I recently read an article by Lord Rabbi Jonathan Sacks where he quoted Alexis de Tocqueville who defined individualism as “a mature and calm feeling which disposes each member of the community to sever himself from the mass of his fellows and to draw apart with his family and his friends,” leaving “society at large to itself.”  Tocqueville believed that individualism encouraged by democracy would result in people leaving the business of the common good entirely to the government, which would become ever more powerful, eventually threatening freedom itself.

It is incumbent upon us to stand by our brothers and fight the over encroaching hand of bureaucracy and political infighting that is removing the Jewish people from their beloved Judaism.

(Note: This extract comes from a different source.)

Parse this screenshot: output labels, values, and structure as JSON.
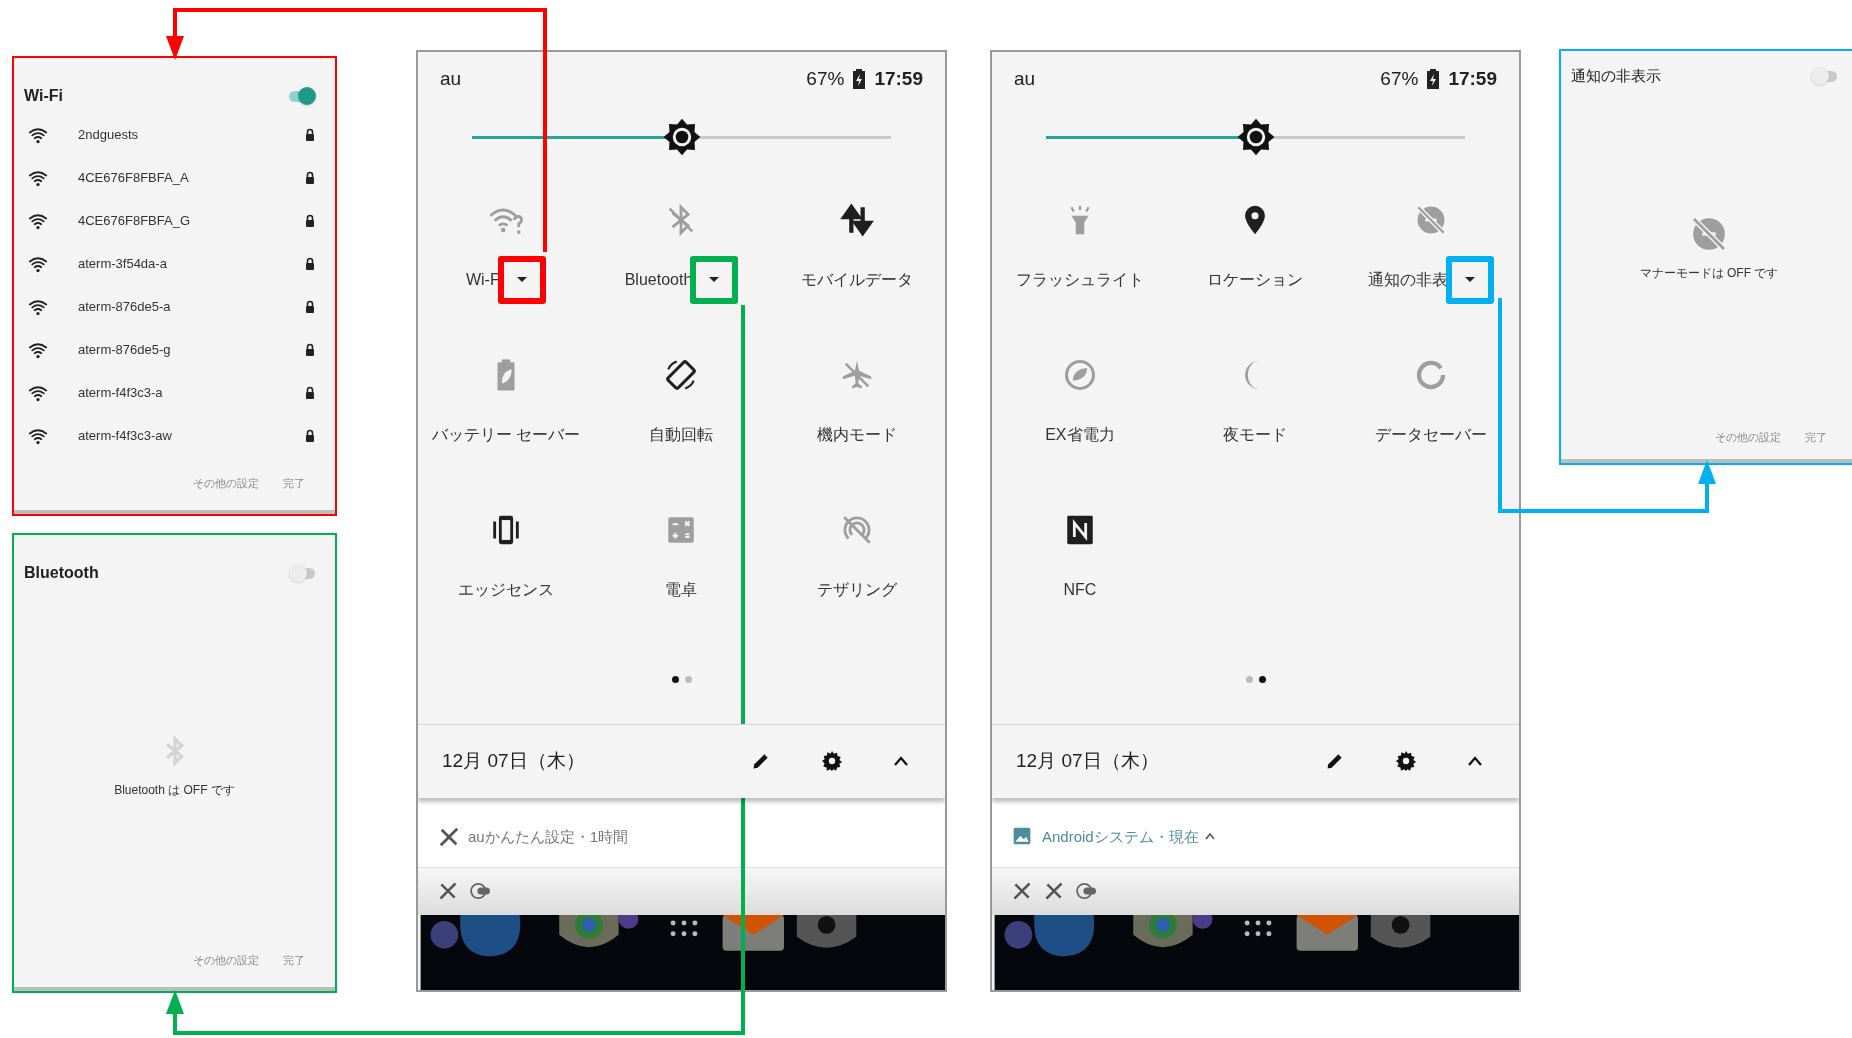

We must work to positively influence those who are responsible at a governmental level to service the Jewish people in Israel properly, to warmly and lovingly strengthen the Jewish people’s Jewish State.

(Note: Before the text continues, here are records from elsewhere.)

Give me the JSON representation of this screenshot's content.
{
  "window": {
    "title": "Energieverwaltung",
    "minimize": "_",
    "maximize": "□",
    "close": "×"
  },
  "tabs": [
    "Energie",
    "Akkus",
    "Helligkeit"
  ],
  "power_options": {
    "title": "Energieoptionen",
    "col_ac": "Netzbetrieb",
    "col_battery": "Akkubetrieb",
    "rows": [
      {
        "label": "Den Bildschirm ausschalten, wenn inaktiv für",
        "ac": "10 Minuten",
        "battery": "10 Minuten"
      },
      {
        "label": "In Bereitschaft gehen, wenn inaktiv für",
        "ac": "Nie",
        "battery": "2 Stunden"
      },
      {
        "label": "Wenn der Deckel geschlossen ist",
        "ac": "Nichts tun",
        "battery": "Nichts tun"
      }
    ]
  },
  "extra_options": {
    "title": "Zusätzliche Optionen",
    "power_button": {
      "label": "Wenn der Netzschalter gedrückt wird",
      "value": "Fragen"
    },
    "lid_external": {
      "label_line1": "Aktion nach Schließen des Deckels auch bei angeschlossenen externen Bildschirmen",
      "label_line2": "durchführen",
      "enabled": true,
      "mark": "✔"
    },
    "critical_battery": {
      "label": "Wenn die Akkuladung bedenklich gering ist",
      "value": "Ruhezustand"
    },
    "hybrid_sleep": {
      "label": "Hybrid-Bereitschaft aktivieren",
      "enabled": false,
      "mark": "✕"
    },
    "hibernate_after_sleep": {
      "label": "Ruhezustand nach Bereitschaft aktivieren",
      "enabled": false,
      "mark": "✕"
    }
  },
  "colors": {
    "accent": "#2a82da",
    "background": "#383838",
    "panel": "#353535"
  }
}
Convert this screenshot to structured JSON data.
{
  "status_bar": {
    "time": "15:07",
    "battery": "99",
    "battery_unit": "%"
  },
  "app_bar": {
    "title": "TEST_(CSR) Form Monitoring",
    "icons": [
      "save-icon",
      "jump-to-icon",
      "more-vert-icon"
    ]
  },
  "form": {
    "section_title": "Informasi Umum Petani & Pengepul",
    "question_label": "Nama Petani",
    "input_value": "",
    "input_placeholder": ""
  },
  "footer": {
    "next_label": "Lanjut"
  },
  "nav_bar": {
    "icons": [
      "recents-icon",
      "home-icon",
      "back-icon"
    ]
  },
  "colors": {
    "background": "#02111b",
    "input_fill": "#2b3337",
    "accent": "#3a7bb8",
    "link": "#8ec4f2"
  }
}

I wish everyone a wonderful year, an easy and meaningful fast and achdut amongst all Am Yisrael – shanah tovah.

The writer is the Regional Resources Manager for Tzohar in Australia, South Africa & the United Kingdom. He is South African expatriate married to an Australian.

 

Comments

3 Responses to “Israel – United and Divided as One”
  1. Lynne Newington says:

    Adrian; flicking through Elie Wiesels Memoirs his sensitive thoughts are very much in line with what you’ve written
    He had a great love for the sons and daughters of Israel such as yourself doing your duty to be called upon in the time of need.
    You may like to read it sometime….

  2. michael kuttner says:

    Shalom Ron

    Obviously you have no idea of what is actually happening on the ground in Israel. Take a look at what Tzohar is doing and they are just one of many such groups. My son goes with others to a secular kibbutz/moshav and helps conduct use friendly services for Rosh Hashannah and Yom Kippur. This is a place where secularism reigned supreme but where now there is a demand for a Bet Knesset and an interest in Judaism. There are lots of examples like this. There is an amazing transformation taking place in Israel which is why the die hard secularists are making loud noises. The fanatics on both sides do not represent what is happening. Your talk of a civil war is complete nonsense.

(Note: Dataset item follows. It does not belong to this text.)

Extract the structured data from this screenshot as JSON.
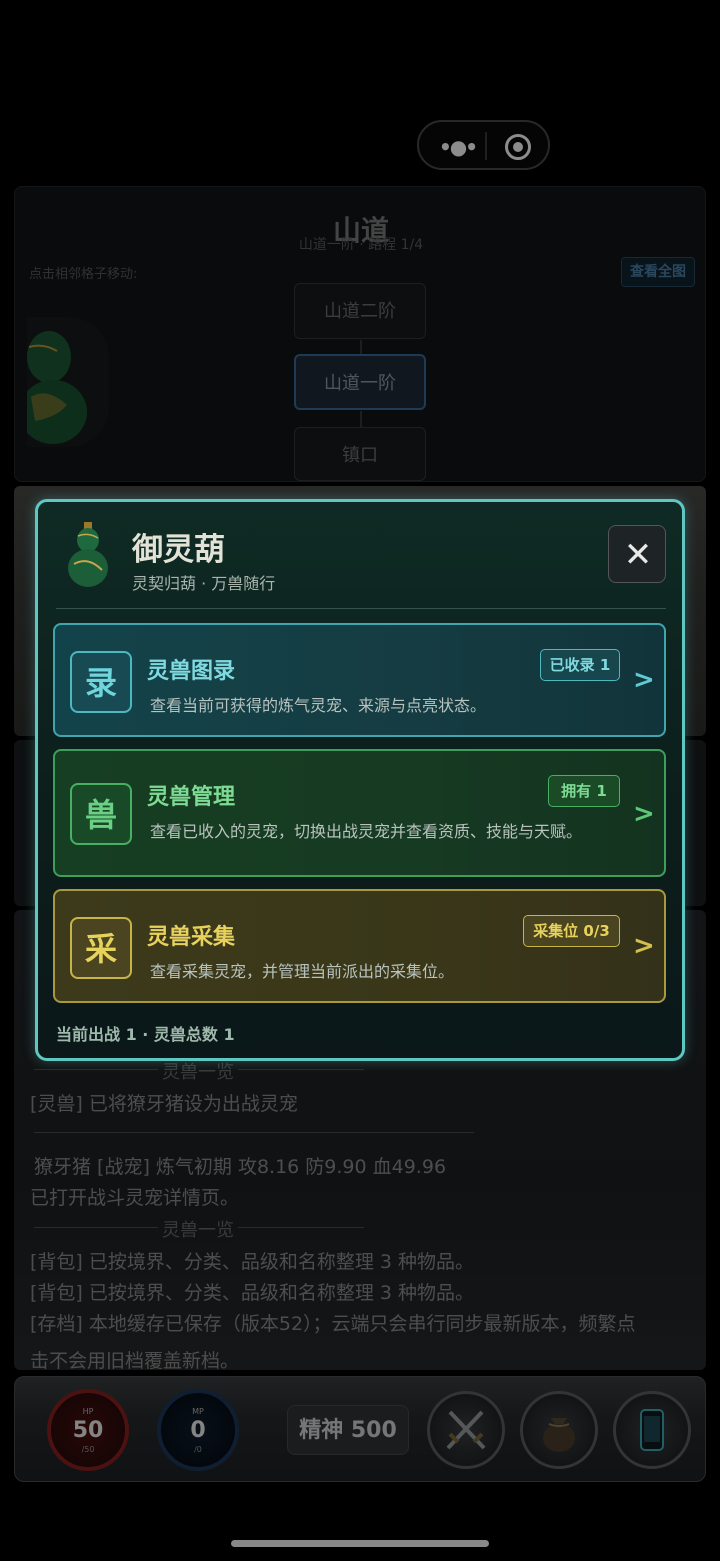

    http://www.tzohar.org.il/English/what-we-do/

    http://www.tzohar.org.il/English/what-we-do/

  3. Ron Burdo says:

    You are missing something.

    The debate between secular and religious Jews In Israel these days is not about religious cohesion by law or about religious bureaucracy, but about the presence of Judaism in the public arena and the presence of observant Jews in high positions, even if they are results of free choice and merits.

    For example, the recent cancellation of the public Selichot concert in Tel Aviv, just because it was destined at both religious and secular patrons and hosted male singers only; I cannot imagine this happens in Australia.

    The secular Israelis of 1960 appreciated the Bible, had a strong Jewish identity in the national sense, and created their own version of Jewish tradition and holidays. The secular Israelis of 2016 – at least their influential elite – rejects anything which is connected with Judaism. They demand abolishing any Jewish education at schools, promote intermarriage and even do not define them as Jews but as Israelis.
    On the other side of the Israeli social spectrum, there is radicalization of the national-religious population in Israel, both in religious strictness and in views about democracy and the role of Halachic laws in modern Israel.

    This growing gap of perceptions and identity cannot be bridged by abolishing the Rabbinate and moving its authorities to the communities (an idea which is not bad at all). We are in a situation, in which secular Israelis and Jews (in any level of observance) are becoming two separate peoples with two disjoint identities, which are hostile to each other. A long shared history and a common language is not strong enough to keep these two groups together.

    The solution? No solution. Israel seems to deteriorate towards a civil war.